Política

¡Y son como el Che!

Lawton, La Habana, Juan González, (PD) Procaces, vulgares, abusadores y en esencia, “frías y eficientes máquinas de abusar”. Digo abusar y no matar, porque solo matarán cuando reciban la orden criminal de hacerlo y no me consta que en este momento y en el caso de las mujeres contra quienes abusan, haya llegado. Por acá se deduce y existe el consenso de que en el caso de Laura Inés Pollán Toledo, recibieron y cumplieron tal orden. Pero esto no es más que un consenso compartido.

Por las categorías etarias entre ellos, se percibe que crecieron repitiendo cada mañana “…seremos como el Che”. Ciertamente, ya lo lograron: Pedantes, abusadores, cobardes, pesados y egóticos es probable que entre ellos haya hasta algún asmático.

Cuando alguien cumple con un deber que le honra y enaltece, no se oculta la identidad. En el caso de los sujetos a que se hace referencia, dan un nombre supuesto y ocultan su verdadera identidad. Son o dicen ser oficiales de menor graduación en la policía Seguridad del Estado, (DSE). Como represores asalariados al servicio de un régimen militar totalitario, se sienten habilitados para abusar y violar los derechos de cualquier ciudadano, sean estos hombres, mujeres, niños o lo que fuere.

Cierto es, que aunque son despreciados por la mayoría de la población, son también temidos por esta. Razones sobran que fundamentan el miedo inducido al pueblo por el régimen al que sirven como sicarios en estos menesteres. Digo sicarios, porque cualquier oficial al servicio de la ley a lo largo y ancho del mundo, respeta la ley y la institucionalidad que esta representa. Un sicario, por su parte, se atiene a la orden recibida y nada más. Este es precisamente el caso que nos ocupa.

Recientemente, desde la televisión oficial, la vocera oficialista Cristina Escobar habló sobre que el imperialismo (los Estados Unidos) intervendría para afirmar Internet libre para todos los cubanos. Pareció obviar que Internet en nuestro tiempo es un derecho humano reconocido como tal por la Organización de Naciones Unidas (ONU).

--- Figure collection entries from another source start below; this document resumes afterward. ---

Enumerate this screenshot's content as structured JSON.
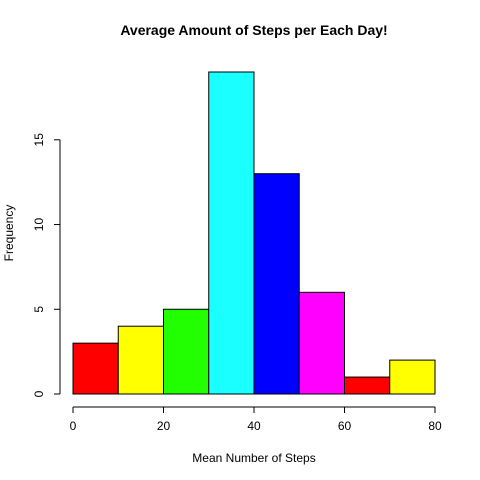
{
  "chart_data": {
    "type": "bar",
    "title": "Average Amount of Steps per Each Day!",
    "xlabel": "Mean Number of Steps",
    "ylabel": "Frequency",
    "bins": [
      {
        "x0": 0,
        "x1": 10,
        "count": 3,
        "color": "#ff0000"
      },
      {
        "x0": 10,
        "x1": 20,
        "count": 4,
        "color": "#ffff00"
      },
      {
        "x0": 20,
        "x1": 30,
        "count": 5,
        "color": "#22ff00"
      },
      {
        "x0": 30,
        "x1": 40,
        "count": 19,
        "color": "#1affff"
      },
      {
        "x0": 40,
        "x1": 50,
        "count": 13,
        "color": "#0000ff"
      },
      {
        "x0": 50,
        "x1": 60,
        "count": 6,
        "color": "#ff00ff"
      },
      {
        "x0": 60,
        "x1": 70,
        "count": 1,
        "color": "#ff0000"
      },
      {
        "x0": 70,
        "x1": 80,
        "count": 2,
        "color": "#ffff00"
      }
    ],
    "xlim": [
      0,
      80
    ],
    "ylim": [
      0,
      19
    ],
    "x_ticks": [
      0,
      20,
      40,
      60,
      80
    ],
    "y_ticks": [
      0,
      5,
      10,
      15
    ],
    "grid": false
  }
}
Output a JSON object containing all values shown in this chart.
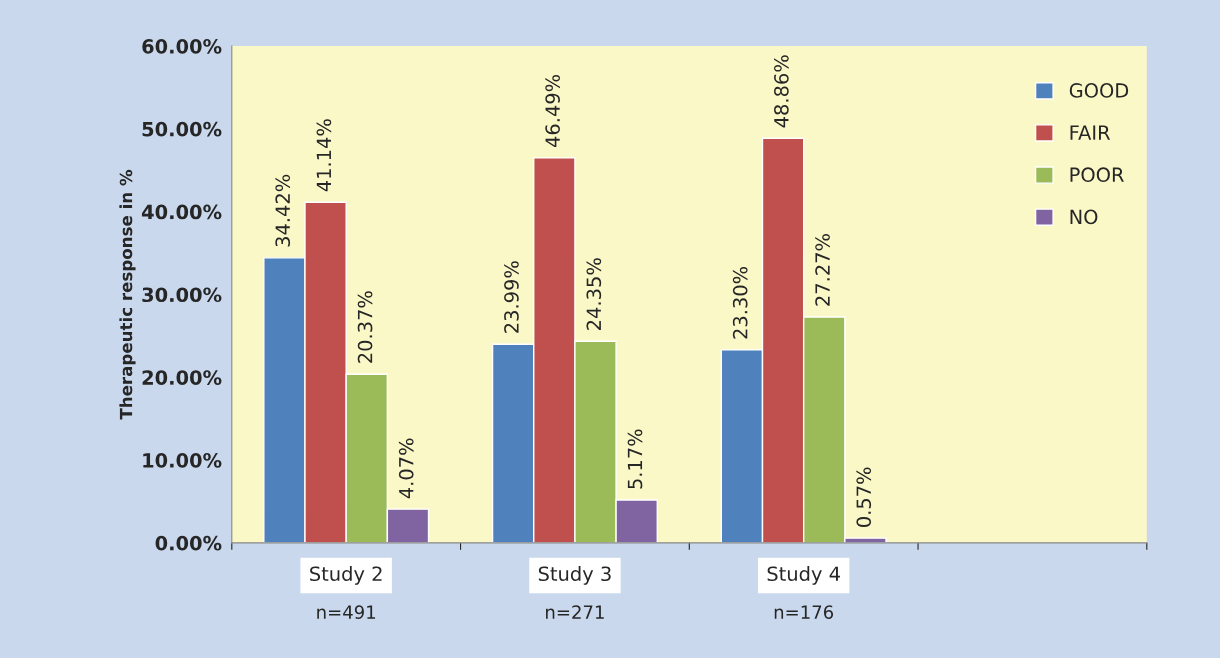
{
  "chart_data": {
    "type": "bar",
    "ylabel": "Therapeutic response in %",
    "categories": [
      "Study 2",
      "Study 3",
      "Study 4",
      null
    ],
    "series": [
      {
        "name": "GOOD",
        "color": "#4f81bd",
        "values": [
          34.42,
          23.99,
          23.3,
          null
        ],
        "value_labels": [
          "34.42%",
          "23.99%",
          "23.30%",
          null
        ]
      },
      {
        "name": "FAIR",
        "color": "#c0504d",
        "values": [
          41.14,
          46.49,
          48.86,
          null
        ],
        "value_labels": [
          "41.14%",
          "46.49%",
          "48.86%",
          null
        ]
      },
      {
        "name": "POOR",
        "color": "#9bbb59",
        "values": [
          20.37,
          24.35,
          27.27,
          null
        ],
        "value_labels": [
          "20.37%",
          "24.35%",
          "27.27%",
          null
        ]
      },
      {
        "name": "NO",
        "color": "#8064a2",
        "values": [
          4.07,
          5.17,
          0.57,
          null
        ],
        "value_labels": [
          "4.07%",
          "5.17%",
          "0.57%",
          null
        ]
      }
    ],
    "ylim": [
      0,
      60
    ],
    "yticks": [
      {
        "value": 0,
        "label": "0.00%"
      },
      {
        "value": 10,
        "label": "10.00%"
      },
      {
        "value": 20,
        "label": "20.00%"
      },
      {
        "value": 30,
        "label": "30.00%"
      },
      {
        "value": 40,
        "label": "40.00%"
      },
      {
        "value": 50,
        "label": "50.00%"
      },
      {
        "value": 60,
        "label": "60.00%"
      }
    ],
    "annotations": [
      "n=491",
      "n=271",
      "n=176"
    ],
    "grid": false,
    "legend": "right"
  }
}
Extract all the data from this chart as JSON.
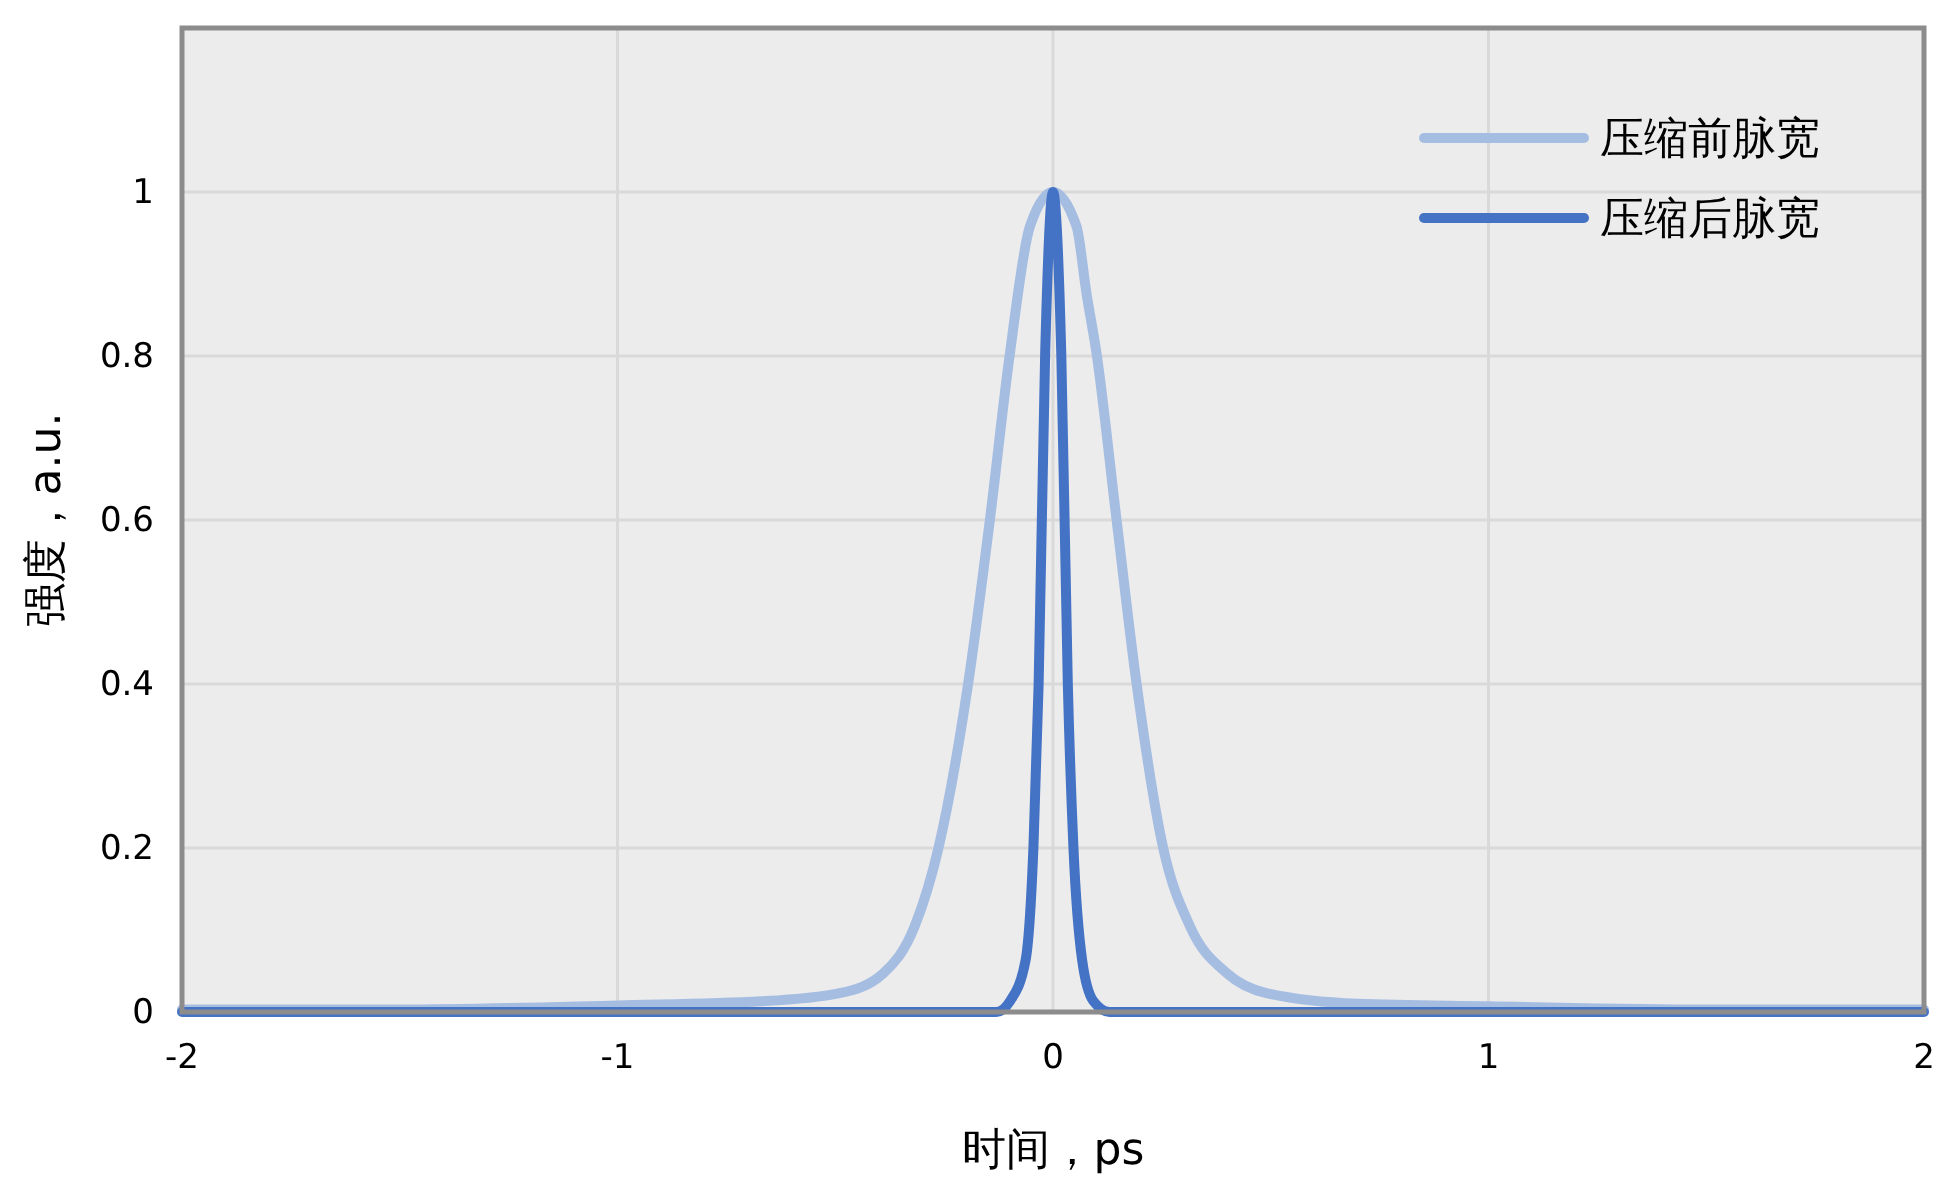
{
  "chart_data": {
    "type": "line",
    "xlabel": "时间，ps",
    "ylabel": "强度，a.u.",
    "xlim": [
      -2,
      2
    ],
    "xticks": [
      -2,
      -1,
      0,
      1,
      2
    ],
    "ylim": [
      0,
      1.2
    ],
    "yticks": [
      0,
      0.2,
      0.4,
      0.6,
      0.8,
      1
    ],
    "grid": true,
    "legend": "top right",
    "marker": "none",
    "line_style": "solid",
    "series": [
      {
        "name": "压缩前脉宽",
        "color": "#a6bde2",
        "x": [
          -2,
          -1.5,
          -1,
          -0.67,
          -0.49,
          -0.39,
          -0.318,
          -0.263,
          -0.195,
          -0.145,
          -0.099,
          -0.053,
          0,
          0.054,
          0.077,
          0.1,
          0.146,
          0.192,
          0.253,
          0.315,
          0.4,
          0.49,
          0.7,
          1,
          1.5,
          2
        ],
        "values": [
          0.003,
          0.003,
          0.008,
          0.013,
          0.023,
          0.047,
          0.104,
          0.2,
          0.4,
          0.6,
          0.803,
          0.958,
          1,
          0.958,
          0.876,
          0.803,
          0.6,
          0.4,
          0.2,
          0.104,
          0.047,
          0.023,
          0.01,
          0.007,
          0.003,
          0.003
        ]
      },
      {
        "name": "压缩后脉宽",
        "color": "#4472c4",
        "x": [
          -2,
          -0.13,
          -0.099,
          -0.063,
          -0.045,
          -0.033,
          -0.018,
          0,
          0.019,
          0.034,
          0.047,
          0.067,
          0.093,
          0.13,
          2
        ],
        "values": [
          0,
          0,
          0.013,
          0.063,
          0.2,
          0.4,
          0.803,
          1,
          0.803,
          0.4,
          0.2,
          0.063,
          0.013,
          0,
          0
        ]
      }
    ]
  }
}
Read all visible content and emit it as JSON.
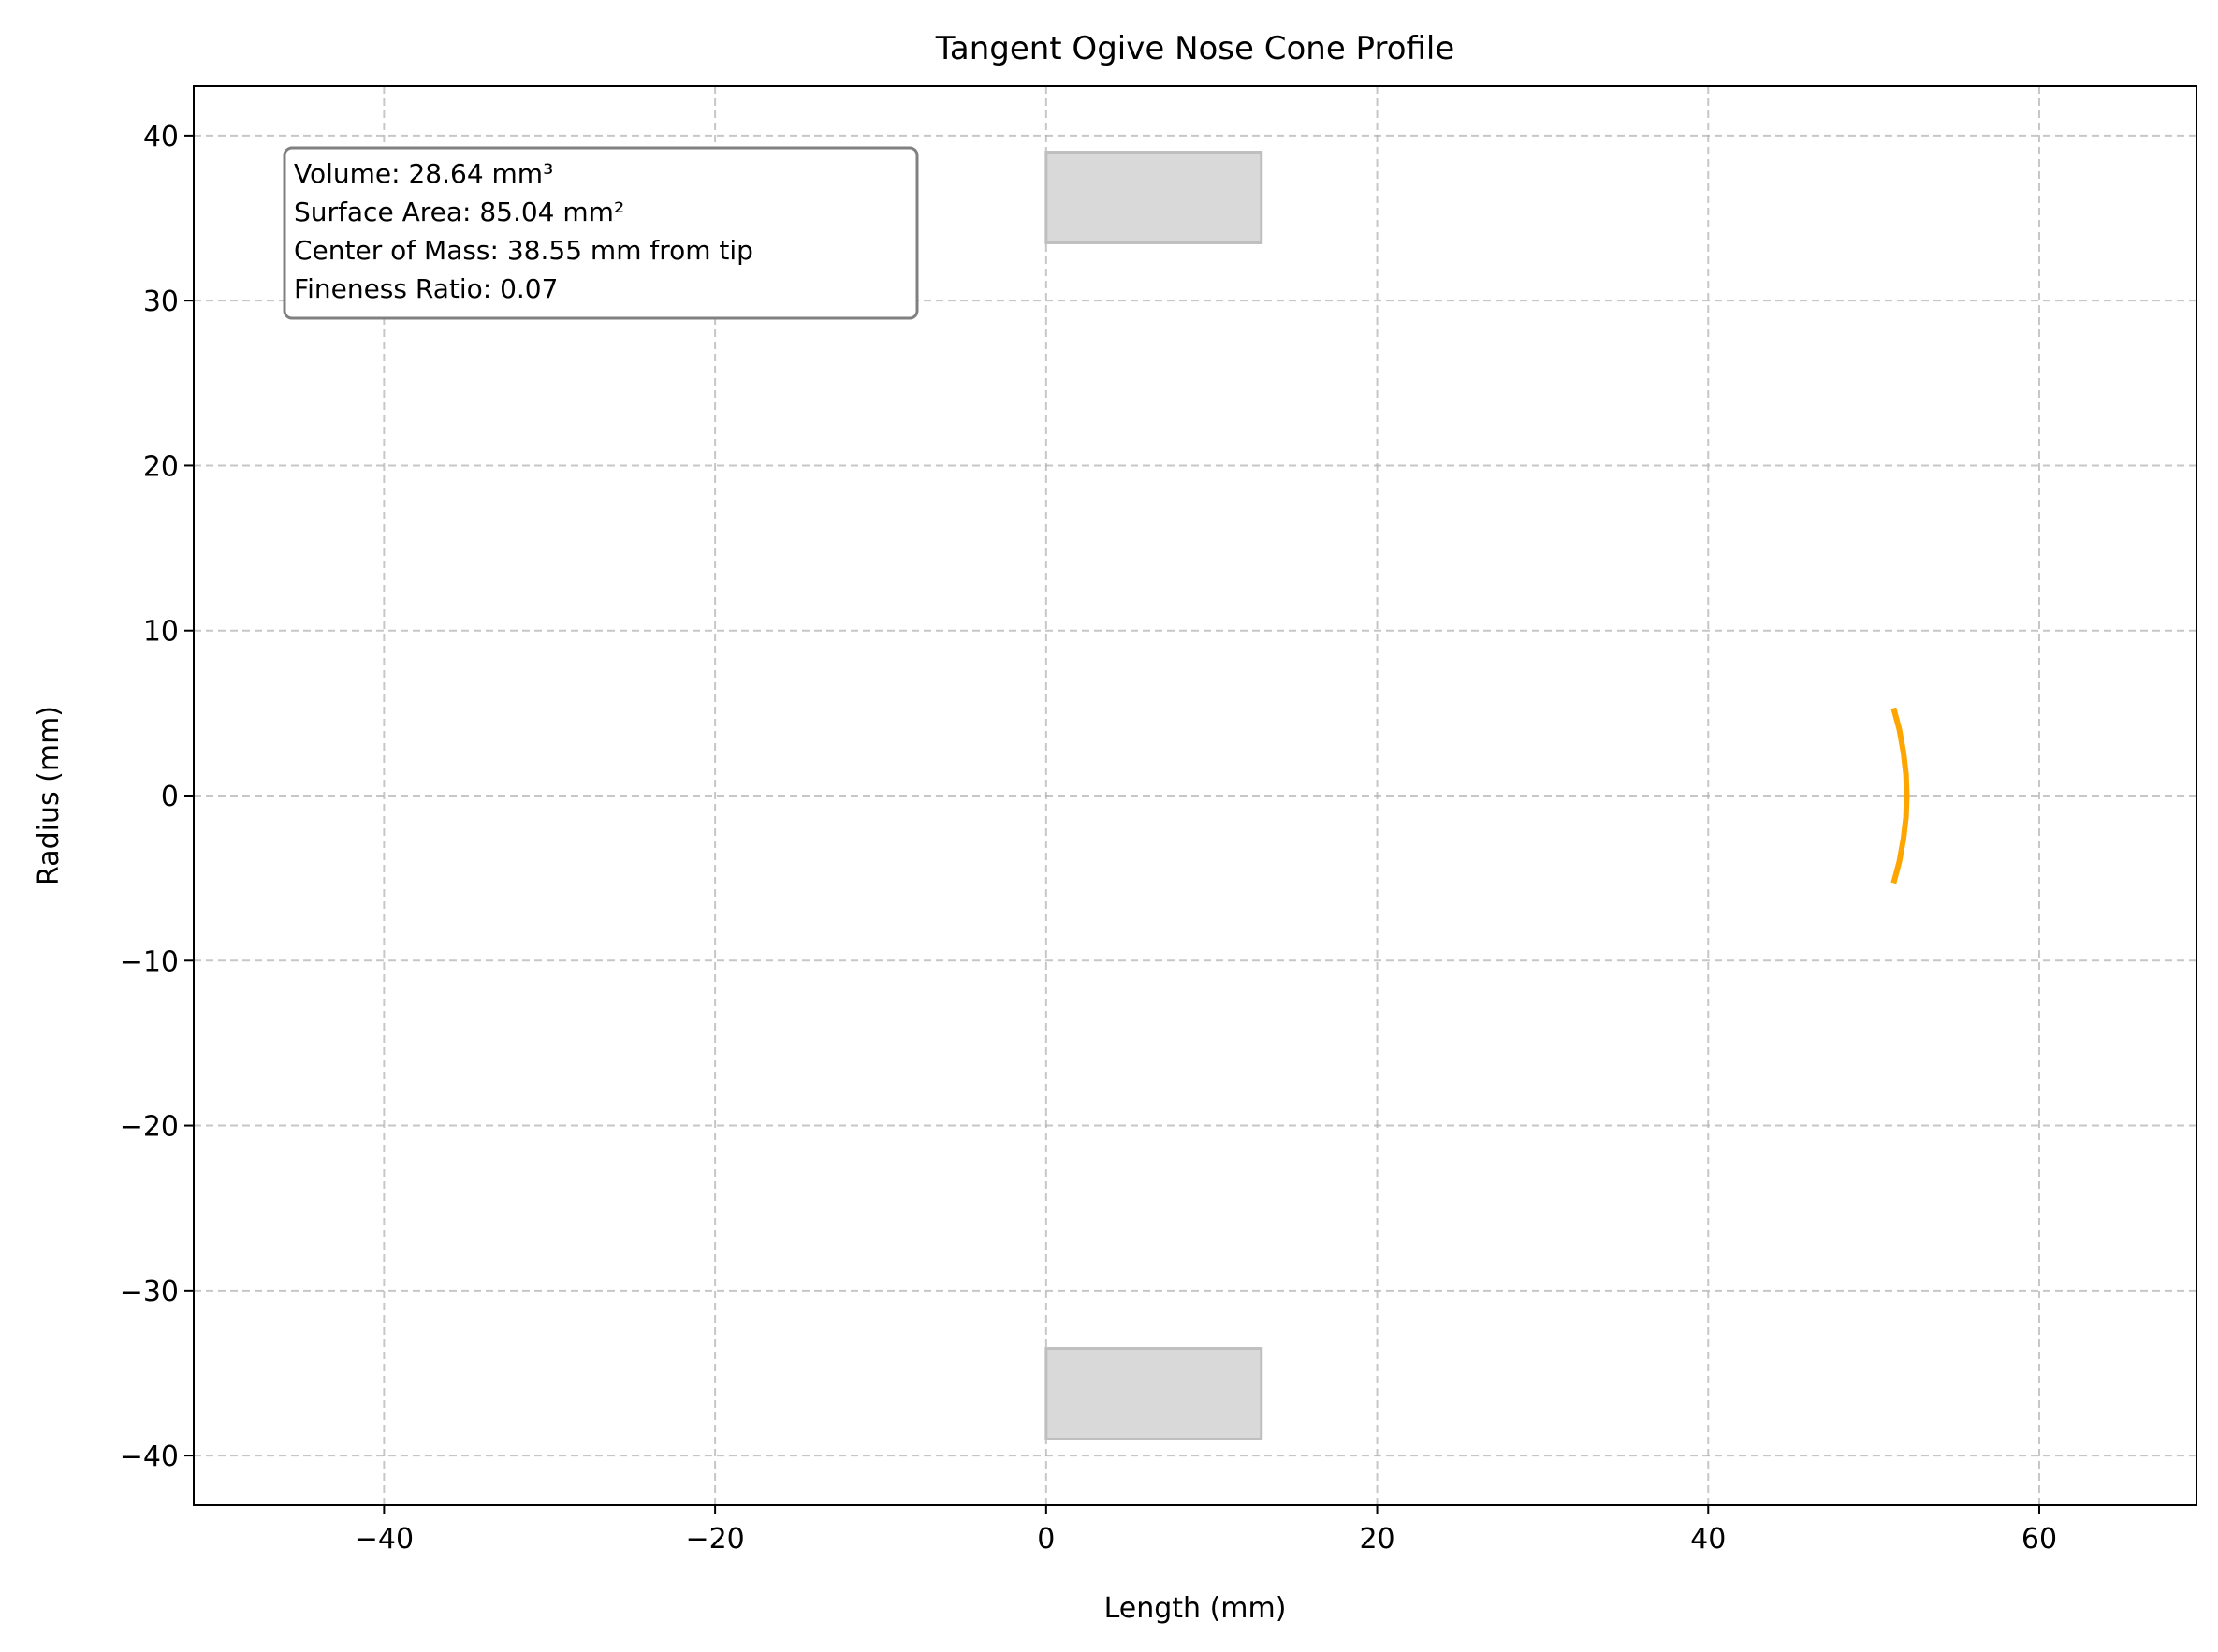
{
  "chart_data": {
    "type": "line",
    "title": "Tangent Ogive Nose Cone Profile",
    "xlabel": "Length (mm)",
    "ylabel": "Radius (mm)",
    "xlim": [
      -51.5,
      69.5
    ],
    "ylim": [
      -43,
      43
    ],
    "xticks": [
      -40,
      -20,
      0,
      20,
      40,
      60
    ],
    "yticks": [
      -40,
      -30,
      -20,
      -10,
      0,
      10,
      20,
      30,
      40
    ],
    "xtick_labels": [
      "−40",
      "−20",
      "0",
      "20",
      "40",
      "60"
    ],
    "ytick_labels": [
      "−40",
      "−30",
      "−20",
      "−10",
      "0",
      "10",
      "20",
      "30",
      "40"
    ],
    "grid": true,
    "grid_style": "dashed",
    "series": [
      {
        "color": "#ffa500",
        "x": [
          51.2,
          51.55,
          51.8,
          51.95,
          52.0,
          51.95,
          51.8,
          51.55,
          51.2
        ],
        "y": [
          -5.3,
          -4.0,
          -2.6,
          -1.3,
          0.0,
          1.3,
          2.6,
          4.0,
          5.3
        ]
      }
    ],
    "regions": [
      {
        "x0": 0,
        "x1": 13,
        "y0": 33.5,
        "y1": 39,
        "color": "#d9d9d9"
      },
      {
        "x0": 0,
        "x1": 13,
        "y0": -39,
        "y1": -33.5,
        "color": "#d9d9d9"
      }
    ],
    "annotation": {
      "lines": [
        "Volume: 28.64 mm³",
        "Surface Area: 85.04 mm²",
        "Center of Mass: 38.55 mm from tip",
        "Fineness Ratio: 0.07"
      ],
      "placement": "top-left"
    }
  }
}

Si de acuerdo con sus afirmaciones, Internet libre, la libertad de información, expresión, etc., van contra la revolución a la que sirve, entonces, de ser así, lo mejor sería desembarazarnos cuanto antes de tan perniciosa carga, llámese revolución, retrolución, cerdolución o lo que fuere. Se trata de que ir contra la libertad en cualquiera de sus manifestaciones o variantes, es ir contra la naturaleza humana y sus más preciados atributos.

Solo personas con tales atributos de procacidad, vulgaridad e irrespeto por los semejantes, como estos asalariados que ya consiguieron ser como el Che e incluso superarlo, asumirían el sucio desempeño que asumen y desarrollan contra Cuba y contra el pueblo cubano. Ellos son los represores asalariados que sostienen contra la voluntad mayoritaria del pueblo, al clan dinástico Castro y a su régimen militar totalitario. Entonces, que el mundo les conozca tal y como son.